Jones New York trousers, Loft scarf, Talbot's peasant top. I liked this top so much that I also bought it in black crossdyed linen, so I can reverse this outfit with white jeans. I have on red earrings, a red shell ring and red Born flats to keep from being monochromatic. The scarf is perfect in my air-conditioned office.
I don't normally wear all-over-loose-and-flowy. I tend to be fitted in at least one third of my look, whether it is skirt, pants, top. Even fitted boots qualify. On a hot, sticky day, however, you just want as little material as possible touching you.
Which leads me to another thought and a link to a great post. Chicago Tribune writer Amy Guth contributed a post on Dressing Room Choices at Already Pretty, a blog (and lovely human) whom you know I revere in every way. I'll summarize, but I hope you'll also read her full post.
When you try on clothes at the store, turn your back to the mirror.
Think about how you feel, how the fabric moves, how the color and details appear from your perspective.
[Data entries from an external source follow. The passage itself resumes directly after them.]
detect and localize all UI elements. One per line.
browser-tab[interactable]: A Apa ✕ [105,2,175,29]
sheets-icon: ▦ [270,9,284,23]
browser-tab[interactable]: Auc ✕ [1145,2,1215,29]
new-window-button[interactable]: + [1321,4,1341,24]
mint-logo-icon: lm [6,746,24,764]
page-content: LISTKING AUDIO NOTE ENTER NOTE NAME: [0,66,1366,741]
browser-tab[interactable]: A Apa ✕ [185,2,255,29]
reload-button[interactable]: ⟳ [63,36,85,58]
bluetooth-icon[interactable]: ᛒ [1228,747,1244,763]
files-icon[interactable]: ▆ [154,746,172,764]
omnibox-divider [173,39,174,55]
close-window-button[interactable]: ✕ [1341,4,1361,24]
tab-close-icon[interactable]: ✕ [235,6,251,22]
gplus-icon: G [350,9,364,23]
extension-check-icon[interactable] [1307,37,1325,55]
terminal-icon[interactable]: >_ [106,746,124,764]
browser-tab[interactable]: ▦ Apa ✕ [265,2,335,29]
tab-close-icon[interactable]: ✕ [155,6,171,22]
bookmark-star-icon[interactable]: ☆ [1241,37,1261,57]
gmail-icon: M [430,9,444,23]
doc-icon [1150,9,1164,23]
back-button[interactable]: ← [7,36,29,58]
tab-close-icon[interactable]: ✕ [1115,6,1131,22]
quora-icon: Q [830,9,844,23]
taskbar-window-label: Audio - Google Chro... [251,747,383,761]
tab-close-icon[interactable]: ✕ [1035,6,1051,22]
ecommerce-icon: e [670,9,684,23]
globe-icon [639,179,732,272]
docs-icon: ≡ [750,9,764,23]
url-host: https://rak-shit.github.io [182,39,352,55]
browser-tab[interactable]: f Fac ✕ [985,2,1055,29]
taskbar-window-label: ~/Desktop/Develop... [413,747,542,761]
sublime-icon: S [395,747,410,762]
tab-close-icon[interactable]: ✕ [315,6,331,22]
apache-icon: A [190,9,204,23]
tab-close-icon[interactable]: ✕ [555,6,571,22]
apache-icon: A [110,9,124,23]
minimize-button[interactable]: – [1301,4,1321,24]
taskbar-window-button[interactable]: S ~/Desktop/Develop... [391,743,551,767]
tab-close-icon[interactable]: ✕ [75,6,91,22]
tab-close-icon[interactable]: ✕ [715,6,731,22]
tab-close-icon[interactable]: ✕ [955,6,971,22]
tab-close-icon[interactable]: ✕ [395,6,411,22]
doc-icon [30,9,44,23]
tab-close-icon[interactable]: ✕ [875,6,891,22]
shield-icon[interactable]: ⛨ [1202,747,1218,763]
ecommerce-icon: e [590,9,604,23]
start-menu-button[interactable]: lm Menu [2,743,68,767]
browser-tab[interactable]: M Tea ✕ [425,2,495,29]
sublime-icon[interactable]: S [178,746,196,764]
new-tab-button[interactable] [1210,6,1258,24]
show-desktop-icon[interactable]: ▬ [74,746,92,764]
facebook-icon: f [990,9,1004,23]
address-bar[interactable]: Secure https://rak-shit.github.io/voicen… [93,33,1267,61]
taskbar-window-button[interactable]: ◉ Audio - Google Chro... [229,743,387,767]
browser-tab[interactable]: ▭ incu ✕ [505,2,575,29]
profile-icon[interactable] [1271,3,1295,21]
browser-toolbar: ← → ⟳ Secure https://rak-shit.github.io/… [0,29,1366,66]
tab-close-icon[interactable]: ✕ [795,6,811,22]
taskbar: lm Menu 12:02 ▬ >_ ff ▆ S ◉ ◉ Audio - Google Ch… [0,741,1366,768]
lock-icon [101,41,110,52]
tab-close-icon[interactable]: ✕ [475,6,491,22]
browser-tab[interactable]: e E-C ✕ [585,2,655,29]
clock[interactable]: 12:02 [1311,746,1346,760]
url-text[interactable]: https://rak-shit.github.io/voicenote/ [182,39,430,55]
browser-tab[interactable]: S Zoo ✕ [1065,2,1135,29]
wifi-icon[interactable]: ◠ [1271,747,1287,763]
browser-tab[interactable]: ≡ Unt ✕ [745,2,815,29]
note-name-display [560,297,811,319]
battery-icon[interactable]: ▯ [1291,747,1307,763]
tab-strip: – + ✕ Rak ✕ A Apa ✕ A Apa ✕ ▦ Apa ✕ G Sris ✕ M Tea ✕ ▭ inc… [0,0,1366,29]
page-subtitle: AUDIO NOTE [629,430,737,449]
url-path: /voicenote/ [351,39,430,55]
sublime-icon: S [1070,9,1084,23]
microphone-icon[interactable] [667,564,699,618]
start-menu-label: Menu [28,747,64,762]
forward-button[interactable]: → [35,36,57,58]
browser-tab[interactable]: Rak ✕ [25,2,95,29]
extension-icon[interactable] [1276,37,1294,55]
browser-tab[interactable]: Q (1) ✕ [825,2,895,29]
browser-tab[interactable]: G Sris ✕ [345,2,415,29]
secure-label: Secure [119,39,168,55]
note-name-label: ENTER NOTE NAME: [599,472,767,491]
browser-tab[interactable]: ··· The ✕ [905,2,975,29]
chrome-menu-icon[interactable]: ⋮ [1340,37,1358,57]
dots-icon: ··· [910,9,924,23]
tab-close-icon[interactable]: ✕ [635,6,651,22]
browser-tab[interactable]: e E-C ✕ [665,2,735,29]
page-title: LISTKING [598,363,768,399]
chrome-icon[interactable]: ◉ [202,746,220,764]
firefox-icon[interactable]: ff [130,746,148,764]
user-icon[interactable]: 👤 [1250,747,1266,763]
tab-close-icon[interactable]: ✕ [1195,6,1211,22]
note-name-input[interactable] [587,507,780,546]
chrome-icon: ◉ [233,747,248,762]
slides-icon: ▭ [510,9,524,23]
THEN turn around and catch a glimpse of your reflection. NEVER watch yourself getting dressed. This is my own caveat because it is one long opportunity to flinch and criticize.
In my Skokie house, I could circle around through the kitchen, dining room and living room (not as far as it sounds - it was a little house) and "surprise" my reflection in the full length mirror on the bathroom door. In this way I saw myself moving, not static, and all at once. In the condo I don't have the same runway approach, but I still try to get the outfit on the move, then compare my view to what the camera sees. Huh. I kind of miss that tour of the house on my way to the mirror.